Anybody who takes Boyle for a misanthrope—and it's a popular reading of his work by now, encouraged by the author's black humor and fondness for apocalyptic scenarios—owes himself a night by the fire with Sess and Pamela. Boyle recounts their courtship and marriage with a romantic playfulness that's altogether charming. Since his earliest stories he's had a knack for describing arcane, sometimes imaginary subcultures in memorable detail, and Sess's indoctrination of Pamela into the beautiful minutiae of life below zero plays to his strengths. Did you know that bush planes go unpainted "because paint [adds] an unnecessary thirteen pounds to the total load"? Me neither—but it's the kind of irresistible insider's lore that keeps a story fresh and convincing.

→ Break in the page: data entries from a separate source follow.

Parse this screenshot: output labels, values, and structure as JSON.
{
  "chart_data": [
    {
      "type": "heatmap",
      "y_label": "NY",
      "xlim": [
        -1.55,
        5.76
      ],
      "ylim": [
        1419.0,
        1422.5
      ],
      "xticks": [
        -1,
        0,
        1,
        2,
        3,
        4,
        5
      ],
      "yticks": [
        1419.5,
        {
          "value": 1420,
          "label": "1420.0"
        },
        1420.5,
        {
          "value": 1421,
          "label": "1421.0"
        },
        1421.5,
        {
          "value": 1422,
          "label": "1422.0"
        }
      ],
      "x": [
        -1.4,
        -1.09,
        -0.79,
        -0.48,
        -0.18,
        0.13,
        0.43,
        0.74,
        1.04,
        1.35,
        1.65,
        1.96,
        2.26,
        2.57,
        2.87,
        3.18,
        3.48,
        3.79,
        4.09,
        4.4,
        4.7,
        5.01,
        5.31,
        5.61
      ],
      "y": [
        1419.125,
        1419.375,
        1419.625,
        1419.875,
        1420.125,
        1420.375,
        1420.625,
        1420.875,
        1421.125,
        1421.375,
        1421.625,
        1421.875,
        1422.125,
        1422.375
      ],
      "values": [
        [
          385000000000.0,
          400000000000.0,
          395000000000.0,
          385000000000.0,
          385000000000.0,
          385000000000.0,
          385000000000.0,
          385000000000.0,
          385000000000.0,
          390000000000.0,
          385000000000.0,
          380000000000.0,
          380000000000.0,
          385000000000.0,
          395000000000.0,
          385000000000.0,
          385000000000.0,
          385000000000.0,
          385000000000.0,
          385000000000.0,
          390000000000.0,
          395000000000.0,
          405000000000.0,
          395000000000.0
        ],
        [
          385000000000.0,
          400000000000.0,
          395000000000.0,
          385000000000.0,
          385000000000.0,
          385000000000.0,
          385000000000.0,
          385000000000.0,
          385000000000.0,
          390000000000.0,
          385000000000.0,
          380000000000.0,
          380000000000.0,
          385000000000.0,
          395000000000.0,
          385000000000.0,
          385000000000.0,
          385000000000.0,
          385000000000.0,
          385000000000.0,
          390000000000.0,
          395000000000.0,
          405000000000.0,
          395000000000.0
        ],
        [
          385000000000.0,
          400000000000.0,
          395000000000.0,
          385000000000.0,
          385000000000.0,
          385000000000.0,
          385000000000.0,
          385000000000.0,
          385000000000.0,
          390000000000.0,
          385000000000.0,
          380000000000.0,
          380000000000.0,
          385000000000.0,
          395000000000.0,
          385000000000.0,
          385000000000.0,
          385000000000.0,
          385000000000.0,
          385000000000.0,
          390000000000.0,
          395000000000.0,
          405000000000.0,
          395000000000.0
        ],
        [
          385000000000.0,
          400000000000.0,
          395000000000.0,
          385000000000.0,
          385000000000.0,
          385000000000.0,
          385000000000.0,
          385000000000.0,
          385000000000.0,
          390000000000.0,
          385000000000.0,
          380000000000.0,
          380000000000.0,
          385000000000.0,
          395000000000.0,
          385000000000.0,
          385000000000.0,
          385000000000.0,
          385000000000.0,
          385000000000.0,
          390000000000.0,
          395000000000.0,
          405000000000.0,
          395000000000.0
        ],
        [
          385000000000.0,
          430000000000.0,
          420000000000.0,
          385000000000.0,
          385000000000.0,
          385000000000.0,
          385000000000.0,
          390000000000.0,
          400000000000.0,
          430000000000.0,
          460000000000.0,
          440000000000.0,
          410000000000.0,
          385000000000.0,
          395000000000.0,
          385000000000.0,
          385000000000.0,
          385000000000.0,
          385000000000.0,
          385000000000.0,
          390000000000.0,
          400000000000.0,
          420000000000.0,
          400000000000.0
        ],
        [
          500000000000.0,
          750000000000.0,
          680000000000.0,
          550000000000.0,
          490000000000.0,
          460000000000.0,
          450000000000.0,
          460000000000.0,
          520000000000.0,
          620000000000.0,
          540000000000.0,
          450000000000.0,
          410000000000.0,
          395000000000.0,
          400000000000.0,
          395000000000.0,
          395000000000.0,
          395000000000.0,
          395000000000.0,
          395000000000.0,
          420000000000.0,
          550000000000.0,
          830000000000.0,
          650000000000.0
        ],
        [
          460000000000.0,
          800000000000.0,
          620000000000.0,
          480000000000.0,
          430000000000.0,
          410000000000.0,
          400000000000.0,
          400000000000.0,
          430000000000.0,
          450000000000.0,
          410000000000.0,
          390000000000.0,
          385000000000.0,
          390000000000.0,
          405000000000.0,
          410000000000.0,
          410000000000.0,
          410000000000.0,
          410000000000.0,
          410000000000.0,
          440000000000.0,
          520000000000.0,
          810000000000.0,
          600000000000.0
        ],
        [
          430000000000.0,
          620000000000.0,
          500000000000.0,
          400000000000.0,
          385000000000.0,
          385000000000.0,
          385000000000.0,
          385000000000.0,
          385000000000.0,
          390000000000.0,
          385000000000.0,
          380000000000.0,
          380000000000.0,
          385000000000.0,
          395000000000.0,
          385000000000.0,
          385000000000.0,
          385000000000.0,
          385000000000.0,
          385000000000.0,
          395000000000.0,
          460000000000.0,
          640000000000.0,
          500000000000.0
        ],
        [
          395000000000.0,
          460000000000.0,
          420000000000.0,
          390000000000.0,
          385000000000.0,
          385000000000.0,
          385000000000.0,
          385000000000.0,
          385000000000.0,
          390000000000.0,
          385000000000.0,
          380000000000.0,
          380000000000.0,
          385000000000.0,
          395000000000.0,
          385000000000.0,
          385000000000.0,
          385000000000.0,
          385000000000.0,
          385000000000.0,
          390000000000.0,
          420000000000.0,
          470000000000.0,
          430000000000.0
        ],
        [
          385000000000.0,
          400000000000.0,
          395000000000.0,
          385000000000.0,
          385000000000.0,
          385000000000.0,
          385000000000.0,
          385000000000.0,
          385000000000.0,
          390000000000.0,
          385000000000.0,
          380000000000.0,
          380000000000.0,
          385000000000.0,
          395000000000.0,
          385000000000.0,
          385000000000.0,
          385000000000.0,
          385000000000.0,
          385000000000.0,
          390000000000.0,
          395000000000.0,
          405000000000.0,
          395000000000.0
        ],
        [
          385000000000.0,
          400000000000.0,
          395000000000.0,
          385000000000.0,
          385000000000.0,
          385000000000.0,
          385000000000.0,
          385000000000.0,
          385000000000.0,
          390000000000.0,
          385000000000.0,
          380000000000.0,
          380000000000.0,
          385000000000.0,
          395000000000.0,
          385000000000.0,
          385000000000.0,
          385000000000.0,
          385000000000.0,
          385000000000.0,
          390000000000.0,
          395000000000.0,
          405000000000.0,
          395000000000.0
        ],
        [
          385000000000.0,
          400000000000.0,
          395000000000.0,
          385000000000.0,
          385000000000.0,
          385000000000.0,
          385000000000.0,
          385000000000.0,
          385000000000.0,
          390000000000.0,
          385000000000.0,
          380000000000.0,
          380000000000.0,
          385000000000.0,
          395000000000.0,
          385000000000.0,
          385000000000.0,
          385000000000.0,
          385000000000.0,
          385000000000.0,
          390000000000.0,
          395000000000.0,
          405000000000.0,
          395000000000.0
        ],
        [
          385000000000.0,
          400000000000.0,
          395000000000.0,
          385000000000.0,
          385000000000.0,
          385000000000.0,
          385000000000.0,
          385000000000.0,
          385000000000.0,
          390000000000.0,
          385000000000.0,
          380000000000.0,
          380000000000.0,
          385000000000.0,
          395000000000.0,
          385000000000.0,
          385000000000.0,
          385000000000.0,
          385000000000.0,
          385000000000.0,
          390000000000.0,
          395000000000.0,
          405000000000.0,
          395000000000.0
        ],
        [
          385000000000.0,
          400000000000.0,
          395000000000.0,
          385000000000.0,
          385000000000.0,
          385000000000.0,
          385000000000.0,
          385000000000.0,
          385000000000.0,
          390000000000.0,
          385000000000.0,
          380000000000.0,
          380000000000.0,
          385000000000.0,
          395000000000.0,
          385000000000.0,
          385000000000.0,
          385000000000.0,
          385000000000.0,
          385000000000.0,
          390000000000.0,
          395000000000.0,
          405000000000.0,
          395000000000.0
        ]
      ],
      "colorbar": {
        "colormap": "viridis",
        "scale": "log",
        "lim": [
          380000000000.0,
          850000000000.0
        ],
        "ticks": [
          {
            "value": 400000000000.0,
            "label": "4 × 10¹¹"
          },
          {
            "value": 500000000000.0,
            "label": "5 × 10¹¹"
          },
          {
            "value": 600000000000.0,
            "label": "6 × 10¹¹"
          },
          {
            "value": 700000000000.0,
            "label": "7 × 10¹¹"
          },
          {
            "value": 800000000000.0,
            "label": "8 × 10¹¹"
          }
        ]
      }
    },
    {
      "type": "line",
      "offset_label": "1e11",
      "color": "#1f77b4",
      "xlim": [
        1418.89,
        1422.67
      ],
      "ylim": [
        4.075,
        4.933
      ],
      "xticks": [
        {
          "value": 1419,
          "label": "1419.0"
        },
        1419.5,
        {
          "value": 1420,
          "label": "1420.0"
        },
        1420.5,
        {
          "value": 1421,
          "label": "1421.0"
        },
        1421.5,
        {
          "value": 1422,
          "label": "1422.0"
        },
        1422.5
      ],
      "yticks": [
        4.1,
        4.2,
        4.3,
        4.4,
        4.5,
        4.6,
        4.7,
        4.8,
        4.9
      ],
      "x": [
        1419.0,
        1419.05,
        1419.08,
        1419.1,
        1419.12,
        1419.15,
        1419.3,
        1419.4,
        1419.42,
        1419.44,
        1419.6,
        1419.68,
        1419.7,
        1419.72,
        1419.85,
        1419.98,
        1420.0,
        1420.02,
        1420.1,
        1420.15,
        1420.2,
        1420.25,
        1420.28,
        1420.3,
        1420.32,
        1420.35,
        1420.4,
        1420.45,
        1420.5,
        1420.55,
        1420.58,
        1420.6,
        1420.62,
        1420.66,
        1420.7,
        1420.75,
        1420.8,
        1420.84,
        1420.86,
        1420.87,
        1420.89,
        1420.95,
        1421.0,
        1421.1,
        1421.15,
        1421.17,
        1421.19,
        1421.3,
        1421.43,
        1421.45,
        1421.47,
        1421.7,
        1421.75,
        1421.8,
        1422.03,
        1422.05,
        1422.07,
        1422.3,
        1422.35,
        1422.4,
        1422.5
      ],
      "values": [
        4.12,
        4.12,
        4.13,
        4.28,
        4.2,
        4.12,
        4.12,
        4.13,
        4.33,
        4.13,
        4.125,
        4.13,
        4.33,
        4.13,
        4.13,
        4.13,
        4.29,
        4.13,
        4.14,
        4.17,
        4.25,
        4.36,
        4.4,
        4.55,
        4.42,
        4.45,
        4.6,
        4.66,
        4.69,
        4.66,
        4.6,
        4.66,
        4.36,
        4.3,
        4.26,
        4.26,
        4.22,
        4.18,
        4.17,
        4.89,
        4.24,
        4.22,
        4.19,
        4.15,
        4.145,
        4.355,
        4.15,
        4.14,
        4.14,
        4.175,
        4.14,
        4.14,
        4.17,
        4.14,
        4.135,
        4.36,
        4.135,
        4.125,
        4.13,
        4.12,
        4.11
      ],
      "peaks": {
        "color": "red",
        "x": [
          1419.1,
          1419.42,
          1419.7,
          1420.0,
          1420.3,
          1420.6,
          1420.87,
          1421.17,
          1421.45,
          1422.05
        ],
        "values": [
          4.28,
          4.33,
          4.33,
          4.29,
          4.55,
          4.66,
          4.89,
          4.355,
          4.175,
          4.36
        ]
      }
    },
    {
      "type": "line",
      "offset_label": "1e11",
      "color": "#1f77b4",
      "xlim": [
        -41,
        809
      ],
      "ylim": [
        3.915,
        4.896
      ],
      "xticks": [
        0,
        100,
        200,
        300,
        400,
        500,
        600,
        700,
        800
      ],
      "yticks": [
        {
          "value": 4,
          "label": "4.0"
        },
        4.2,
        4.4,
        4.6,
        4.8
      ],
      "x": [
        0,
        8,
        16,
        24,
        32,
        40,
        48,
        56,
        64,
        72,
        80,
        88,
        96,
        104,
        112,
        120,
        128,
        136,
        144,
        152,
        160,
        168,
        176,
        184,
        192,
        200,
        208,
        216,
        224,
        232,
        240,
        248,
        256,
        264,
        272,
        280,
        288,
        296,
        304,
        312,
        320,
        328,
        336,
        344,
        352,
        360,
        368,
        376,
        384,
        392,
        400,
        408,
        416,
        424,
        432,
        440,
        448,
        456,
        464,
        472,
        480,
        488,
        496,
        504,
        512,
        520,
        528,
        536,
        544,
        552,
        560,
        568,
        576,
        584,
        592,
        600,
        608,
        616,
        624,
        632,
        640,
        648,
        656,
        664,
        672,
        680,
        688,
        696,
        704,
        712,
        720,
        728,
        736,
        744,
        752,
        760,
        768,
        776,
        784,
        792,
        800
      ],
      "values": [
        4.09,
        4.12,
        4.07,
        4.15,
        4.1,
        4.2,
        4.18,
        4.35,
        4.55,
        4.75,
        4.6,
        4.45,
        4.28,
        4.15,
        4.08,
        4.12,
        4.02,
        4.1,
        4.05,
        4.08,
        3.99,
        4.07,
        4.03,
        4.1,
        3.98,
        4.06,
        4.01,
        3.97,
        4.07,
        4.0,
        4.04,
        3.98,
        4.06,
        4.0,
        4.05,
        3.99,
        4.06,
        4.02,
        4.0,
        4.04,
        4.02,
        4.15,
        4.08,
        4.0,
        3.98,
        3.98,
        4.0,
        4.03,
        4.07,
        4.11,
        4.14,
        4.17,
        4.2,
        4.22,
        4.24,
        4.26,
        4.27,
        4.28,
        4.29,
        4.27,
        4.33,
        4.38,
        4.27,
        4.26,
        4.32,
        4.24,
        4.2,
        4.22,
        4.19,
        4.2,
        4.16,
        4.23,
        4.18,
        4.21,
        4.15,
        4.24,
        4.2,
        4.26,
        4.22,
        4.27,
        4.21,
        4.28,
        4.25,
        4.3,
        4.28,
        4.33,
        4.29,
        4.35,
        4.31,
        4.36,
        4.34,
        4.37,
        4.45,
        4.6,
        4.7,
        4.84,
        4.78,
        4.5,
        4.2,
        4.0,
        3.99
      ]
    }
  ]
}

The collision between Drop City's callow layabouts, who daydream of living off the fat of the land, and the Harders, who love the land but will be damned if they see much fat on it, touches off the crisis of the novel—or it should. But here's where Boyle goes wrong and, worse, soft. As most of the communards fritter away their provisions and descend into factional bickering, Sess and Pamela befriend a few of the less immature ones. Before we know it, all the sympathetic, well-rounded characters are palling around in one cabin, and all the selfish, underdeveloped ones are stuck downriver, too busy trading recriminations to pose much of a threat. It's a stacked deck. What shaped up as a promising if schematic showdown between selfishness and self-reliance dissipates into a wan retelling of "The Ant and the Grasshopper." Boyle's resourceful heroes have a better time of it come winter, as we knew they would, but the improvident "grasshoppers" prove too pathetic as antagonists to justify the contest. Boyle has to pile all kinds of symbolic freight on an implausibly evil bush pilot just to work up some climactic jeopardy, and the story's brittle frame can't take the weight. If a bush plane can't keep even a few pounds of paint aloft, a cargo of man's inhumanity to man will bring it down for sure.